3.3 Education Reimbursement.
Eligible Directors shall also be entitled to reimbursement for attendance at continuing professional education programs in the ordinary course; provided that (i) the program is directly related to the role of serving as a public company director; (ii) the reimbursement cost does not exceed $10,000 in the aggregate; and (iii) attendance is pre-approved by the SVP, Chief Human Resources Officer and the SVP, Corporate Secretary & General Counsel of the Company. The Company shall make reimbursement to an Eligible Director within a reasonable amount of time following submission by such Eligible Director of reasonable written substantiation for the expenses and approval by the SVP, Chief Human Resources Officer and the SVP, Corporate Secretary & General Counsel of the Company.
3.4 Compensation Limits.
Notwithstanding anything to the contrary in this Program, all compensation payable under this Program will be subject to any limits on the maximum amount of non-employee director compensation set forth in the Equity Plan, as in effect from time to time.
3.5 Expenses.
Eligible Directors will be reimbursed for their reasonable expenses to attend meetings of the Board and related committees and otherwise attend to Company business.

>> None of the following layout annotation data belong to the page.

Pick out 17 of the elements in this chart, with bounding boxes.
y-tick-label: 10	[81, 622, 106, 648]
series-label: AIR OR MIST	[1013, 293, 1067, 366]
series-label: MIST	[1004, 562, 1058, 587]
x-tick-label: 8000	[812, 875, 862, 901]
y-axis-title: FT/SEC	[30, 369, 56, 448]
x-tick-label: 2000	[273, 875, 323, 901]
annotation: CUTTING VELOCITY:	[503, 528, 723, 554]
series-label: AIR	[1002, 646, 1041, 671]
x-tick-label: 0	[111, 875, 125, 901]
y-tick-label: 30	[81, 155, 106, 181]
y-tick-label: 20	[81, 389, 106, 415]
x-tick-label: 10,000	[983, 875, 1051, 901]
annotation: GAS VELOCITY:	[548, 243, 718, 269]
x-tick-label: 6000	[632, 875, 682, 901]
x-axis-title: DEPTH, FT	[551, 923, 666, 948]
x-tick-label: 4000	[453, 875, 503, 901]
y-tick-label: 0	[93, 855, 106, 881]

3.6 Amendment and Termination.
The Board may amend or terminate this Program at any time. The grant of Equity Awards will cease without any further action if the Equity Plan expires, or there are insufficient authorized and available Shares under the Equity Plan to cover the Equity Awards, and the Board does not designate a successor plan or arrangement pursuant to which the Equity Awards are to be made.